Set the cookie secure attribute for the tracker instance using the cookieSecure field of the configuration object. The default is "true". Valid values are "true" or "false".

It is recommended to set this to "true". This must be set to "false" if using the tracker on non-secure HTTP.

Configuring base 64 encoding

By default, self-describing events and custom contexts are encoded into Base64 to ensure that no data is lost or corrupted. You can turn encoding on or off using the encodeBase64 field of the configuration object.

Respecting Do Not Track

Most browsers have a Do Not Track option which allows users to express a preference not to be tracked. You can respect that preference by setting the respectDoNotTrack field of the configuration object to true. This prevents cookies from being sent and events from being fired.

It is possible to set an opt-out cookie in order not to track anything similarly to Do Not Track through window.snowplow('setOptOutCookie', 'opt-out'); where ‘opt-out’ is the name of your opt-out cookie. If this cookie is set, cookies won’t be stored and events won’t be fired.

Anonymous Tracking

The Snowplow JavaScript tracker offers two techniques where tracking can be done anonymously. This means that no user identifiers are sent to the Snowplow Collector. By default anonymousTracking: false.

Recommended configurations when using anonymousTracking:

anonymousTracking: true, 
stateStorageStrategy: 'cookieAndLocalStorage'


anonymousTracking: { withSessionTracking: true },
stateStorageStrategy: 'cookieAndLocalStorage'

or for a completely cookieless experience (from JavaScript Tracker 2.17.0+)

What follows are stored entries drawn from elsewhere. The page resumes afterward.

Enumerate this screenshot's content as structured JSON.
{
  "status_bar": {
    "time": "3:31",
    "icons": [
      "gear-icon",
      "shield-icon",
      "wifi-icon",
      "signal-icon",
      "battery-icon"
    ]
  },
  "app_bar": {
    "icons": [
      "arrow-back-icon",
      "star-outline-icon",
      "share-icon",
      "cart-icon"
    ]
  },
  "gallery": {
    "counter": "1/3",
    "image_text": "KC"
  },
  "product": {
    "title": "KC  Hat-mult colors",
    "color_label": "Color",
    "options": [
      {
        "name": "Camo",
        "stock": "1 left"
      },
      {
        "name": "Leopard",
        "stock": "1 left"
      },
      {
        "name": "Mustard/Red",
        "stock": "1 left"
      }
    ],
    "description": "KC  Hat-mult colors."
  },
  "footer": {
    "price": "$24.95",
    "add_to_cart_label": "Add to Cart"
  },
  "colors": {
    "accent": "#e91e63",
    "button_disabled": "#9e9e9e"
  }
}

anonymousTracking: { withServerAnonymisation: true },
stateStorageStrategy: 'none',
eventMethod: 'post'
Client Anonymous Tracking

anonymousTracking: true

This mode will no longer track any user identifiers or session information. Similar in behavior to setting stateStorageStrategy: 'none', as it will store no values in cookies or localStorage, however by using anonymousTracking you can toggle this behavior on and off (useful for allowing events to be sent without user identifiers until cookie banners have been accepted).

Setting stateStorageStrategy to cookieAndLocalStorage or localStorage also allows for event buffering to continue working whilst not sending user information when anonymousTracking is enabled.

Anonymous tracking can be toggled on and off. The methods to control this behavior are described here.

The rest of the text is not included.